El abuelo Tomás, un señor de larga barba blanca y de carácter muy tierno, vivía desde hacía mucho tiempo alejado de la ciudad. Vivía en una casita de madera que el mismo construyó. No era muy grande, pero si muy confortable. Tenía un tejado suavemente inclinado que pintó de color rojo, pequeñas ventanas con graciosas cortinas y una acogedora buhardilla donde instaló un mullido colchón de lana y unas sábanas tan blancas que recordaban la nieve; todo ello dispuesto para la llegada de su única nieta a la que esperaba con ansiedad.
Era la primera vez que los padres de Celeste la dejaban pasar unas pequeñas vacaciones con su abuelo, y ella al igual que él estaban muy, pero que muy nerviosos.
Celeste pegó su nariz a la ventanilla del coche, estaba boquiabierta, nunca había visto cosas tan bonitas, ¡Cuantos árboles! ¡Cuantos animalitos! ¡Que diferente era todo!… pensaba.
Casi se había ocultado el sol, y a lo lejos, entre la espesa vegetación vislumbraron un tejado rojo y una pequeñísima figura partiendo leña. El papá de Celeste exclamó: ¡Por fin! Ahí está.
La niña se había quedado dormida, y desde el interior del coche fue trasladada con cuidado a la cama que le había preparado su abuelo; sus papás dándole un beso en la mejilla se despidieron de ella.
Al día siguiente, Celeste se despertó temprano y mientras estiraba sus brazos vió en el marco de la ventana a unos pajaritos trinando y sintió que un delicioso olor a tierra mojada invadía la buhardilla.
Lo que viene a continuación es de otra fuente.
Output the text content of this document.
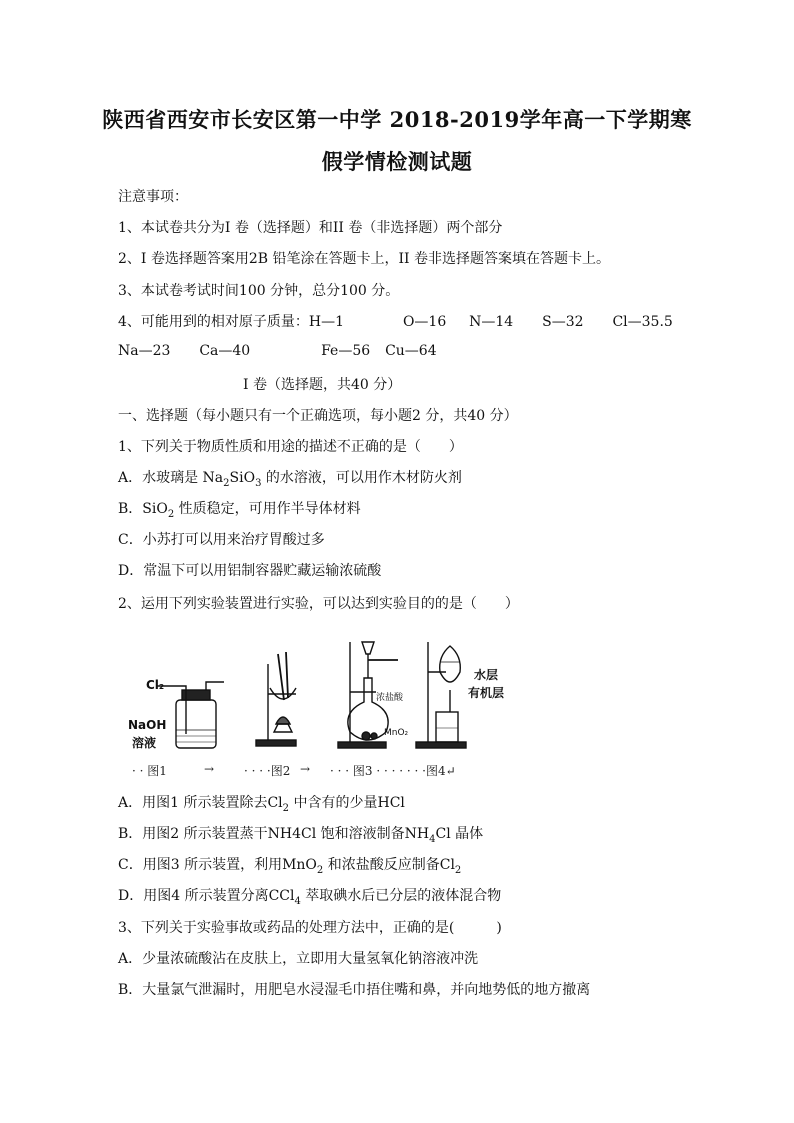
陕西省西安市长安区第一中学 2018-2019学年高一下学期寒
假学情检测试题
注意事项：
1、本试卷共分为I 卷（选择题）和II 卷（非选择题）两个部分
2、I 卷选择题答案用2B 铅笔涂在答题卡上，II 卷非选择题答案填在答题卡上。
3、本试卷考试时间100 分钟，总分100 分。
4、可能用到的相对原子质量：H—1	O—16 N—14 S—32 Cl—35.5
Na—23 Ca—40	Fe—56 Cu—64
I 卷（选择题，共40 分）
一、选择题（每小题只有一个正确选项，每小题2 分，共40 分）
1、下列关于物质性质和用途的描述不正确的是（　　）
A．水玻璃是 $Na_2SiO_3$ 的水溶液，可以用作木材防火剂
B．SiO$_2$ 性质稳定，可用作半导体材料
C．小苏打可以用来治疗胃酸过多
D．常温下可以用铝制容器贮藏运输浓硫酸
2、运用下列实验装置进行实验，可以达到实验目的的是（　　）
Cl₂
NaOH
溶液
浓盐酸
MnO₂
水层
有机层
· · 图1	→ · · · ·图2 → · · · 图3 · · · · · · · 图4↵
A．用图1 所示装置除去$Cl_2$ 中含有的少量HCl
B．用图2 所示装置蒸干NH4Cl 饱和溶液制备$NH_4Cl$ 晶体
C．用图3 所示装置，利用MnO$_2$ 和浓盐酸反应制备$Cl_2$
D．用图4 所示装置分离CCl$_4$ 萃取碘水后已分层的液体混合物
3、下列关于实验事故或药品的处理方法中，正确的是(　　　)
A．少量浓硫酸沾在皮肤上，立即用大量氢氧化钠溶液冲洗
B．大量氯气泄漏时，用肥皂水浸湿毛巾捂住嘴和鼻，并向地势低的地方撤离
Se vistió rápidamente y encontró a su abuelo disponiendo el desayuno en el porche de la casa, y una agradable hornada de pan recién cocido y un gran vaso de leche todavía calentita la estaban esperando.
Cuando se vieron abuelo y nieta se fundieron en un fuerte abrazo.
De pronto aparecieron un sinfín de animalitos del bosque y muchos pájaros de todos los tamaños y colores.
Era el presagio de un día especial.
Decidieron hacer excursiones e ir de pesca; así que prepararon una cesta donde introdujeron comida para pasar todo el día fuera de la cabaña.
Celeste estaba muy excitada, su abuelo la observaba con detenimiento y disfrutaba mucho con ello.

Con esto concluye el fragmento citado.